Deutscher E-Book Award verliehen

Das sind sie, die schönsten digitalen Verlags- und Selfpublishing-Produkte – zumindest, wenn es nach der Jury des Deutschen E-Book Awards geht, der in diesem Jahr zum 4. Mal verliehen wurde. Ausgezeichnet wurde je ein E-Book oder eine App in den Kategorien Fiction, Nonfiction und Kinder/Jugend:

Sieger Fiction

  • Oolipo mit „The Message“ von Tibor Rode (Projektverantwortlich: Solveig Pobuda | Vertriebsplattform: Apple iOS-App, Google Play, diverse Browser)
  • Auszug aus der Jury-Begründung: „Eine interaktive, multimediale Chat-Geschichte, aufwendig produziert und mit Auge für Details designt. Der Leser wird Teil der komplett in Form von Kurznachrichten erzählten Story und bekommt das Gefühl sich in einem tatsächlichen, realen Chat zu befinden.“

Sieger Nonfiction

  • Institut für digitales Lernen mit „mBook russlanddeutsche Kulturgeschichte“ (Projektverantwortlich: Florian Sochatzy | Format: Book-in-Browser)
  • Auszug aus der Jury-Begründung: „Mit dem mBook hat das Institut für digitales Lernen einen ganz eigenständigen Publikationstyp entwickelt, dessen innovative Kraft in diesem Jahr zur Integration der mBook-Sparte ins Portfolio des Cornelsen Verlags geführt hat.“

Sieger Kinder und Jugend

  • Oetinger34, Verlag Friedrich Oetinger mit „Zuletzt online. ***Du gefällst mir***“ von Misa Ahren (Projektverantwortlich: Bettina Lüth | Format: ePub3)
  • Auszug aus der Jury-Begründung: „Das E-Book erscheint zunächst so einfach und überrascht dann doch mit Elementen eines Enhanced E-Books, sodass das Team bei Oetinger34 die Möglichkeiten des ePub 3.0-Formats in jeder Hinsicht ausschöpft und sich mit diesem Titel einiges traut. Mit der „Zuletzt online“-Serie gehen sie hinsichtlich Konzept und Produktion neue Wege, was diese wesentlich von herkömmlichen Verlagsprodukten unterscheidet.“

Die Jury bestand aus den Digitalexperten Rudolf Paulus Gorbach, Fabian Kern, Dorothea Martin, Steffen Meier, Peter Schmid-Meil, Carolin Ulrich und Christiane Winter. Mit dem Preis wollen die ehrenamtlichen Organisatoren „die Arbeit von Verlagen und Selfpublishing-Autoren im Bereich innovativer Produktentwicklung und kreativer Gestaltung“ würdigen.

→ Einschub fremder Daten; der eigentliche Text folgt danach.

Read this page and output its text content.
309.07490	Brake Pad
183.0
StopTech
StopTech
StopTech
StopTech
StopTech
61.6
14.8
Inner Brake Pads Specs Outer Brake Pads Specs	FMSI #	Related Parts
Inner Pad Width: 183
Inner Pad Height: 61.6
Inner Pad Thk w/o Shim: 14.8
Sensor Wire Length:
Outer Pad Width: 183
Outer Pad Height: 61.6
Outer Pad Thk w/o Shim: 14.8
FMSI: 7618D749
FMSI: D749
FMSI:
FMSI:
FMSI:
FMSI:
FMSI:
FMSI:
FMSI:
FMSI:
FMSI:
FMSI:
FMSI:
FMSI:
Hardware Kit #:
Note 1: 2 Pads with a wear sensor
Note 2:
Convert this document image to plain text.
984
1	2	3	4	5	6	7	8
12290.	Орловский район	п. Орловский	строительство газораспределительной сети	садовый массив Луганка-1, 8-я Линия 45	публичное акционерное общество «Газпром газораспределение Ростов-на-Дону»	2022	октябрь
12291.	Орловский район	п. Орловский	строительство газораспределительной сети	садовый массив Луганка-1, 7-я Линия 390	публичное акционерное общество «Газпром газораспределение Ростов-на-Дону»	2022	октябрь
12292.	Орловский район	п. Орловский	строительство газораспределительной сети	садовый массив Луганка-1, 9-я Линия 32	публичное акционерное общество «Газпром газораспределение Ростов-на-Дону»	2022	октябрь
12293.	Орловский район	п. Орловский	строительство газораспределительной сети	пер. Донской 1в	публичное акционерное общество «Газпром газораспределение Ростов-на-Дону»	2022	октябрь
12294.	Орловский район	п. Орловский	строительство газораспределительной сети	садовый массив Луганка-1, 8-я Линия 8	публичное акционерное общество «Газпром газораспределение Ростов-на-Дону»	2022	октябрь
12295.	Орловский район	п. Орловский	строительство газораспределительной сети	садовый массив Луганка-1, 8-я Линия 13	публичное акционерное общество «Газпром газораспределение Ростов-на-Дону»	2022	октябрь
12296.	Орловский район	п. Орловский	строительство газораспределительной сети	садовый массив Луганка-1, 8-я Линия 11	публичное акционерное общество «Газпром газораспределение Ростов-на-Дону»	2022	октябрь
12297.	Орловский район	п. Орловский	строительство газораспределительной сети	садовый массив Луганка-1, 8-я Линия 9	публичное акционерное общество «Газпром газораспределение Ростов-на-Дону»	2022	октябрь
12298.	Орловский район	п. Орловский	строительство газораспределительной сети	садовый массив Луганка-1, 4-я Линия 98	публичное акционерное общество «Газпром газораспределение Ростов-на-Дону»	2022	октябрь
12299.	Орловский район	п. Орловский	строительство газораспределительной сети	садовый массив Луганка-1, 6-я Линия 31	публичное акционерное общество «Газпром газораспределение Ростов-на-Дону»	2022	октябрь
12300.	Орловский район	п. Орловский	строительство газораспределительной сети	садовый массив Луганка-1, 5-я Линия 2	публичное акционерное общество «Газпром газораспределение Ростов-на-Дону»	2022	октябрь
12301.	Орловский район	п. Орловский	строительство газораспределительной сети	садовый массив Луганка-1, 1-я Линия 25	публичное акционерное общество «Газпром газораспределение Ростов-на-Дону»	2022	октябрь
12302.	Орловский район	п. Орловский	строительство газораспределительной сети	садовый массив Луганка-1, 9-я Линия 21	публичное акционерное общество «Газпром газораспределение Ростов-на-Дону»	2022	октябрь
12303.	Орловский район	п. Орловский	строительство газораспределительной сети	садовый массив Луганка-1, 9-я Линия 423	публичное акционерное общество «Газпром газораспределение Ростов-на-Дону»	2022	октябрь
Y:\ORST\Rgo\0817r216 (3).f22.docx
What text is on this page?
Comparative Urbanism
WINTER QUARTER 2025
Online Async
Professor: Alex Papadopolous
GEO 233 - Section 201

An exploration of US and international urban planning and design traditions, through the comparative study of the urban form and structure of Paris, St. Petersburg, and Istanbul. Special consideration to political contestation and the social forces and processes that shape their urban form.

Bereits im Vorfeld bekannt war, dass der erstmalig vergebene Sonderpreis für Barrierefreiheit im digitalen Literaturraum an das britische am Gemeinwohl orientierte Unternehmen Bristol Braille Technology mit seinem Produkt „Canute“ geht. „Canute“ ist ein E-Reader für Sehbehinderte, der Texte in Braille-Schrift abbilden kann.

buchreport war auch in diesem Jahr wieder Medienpartner des Deutschen E-Book Awards.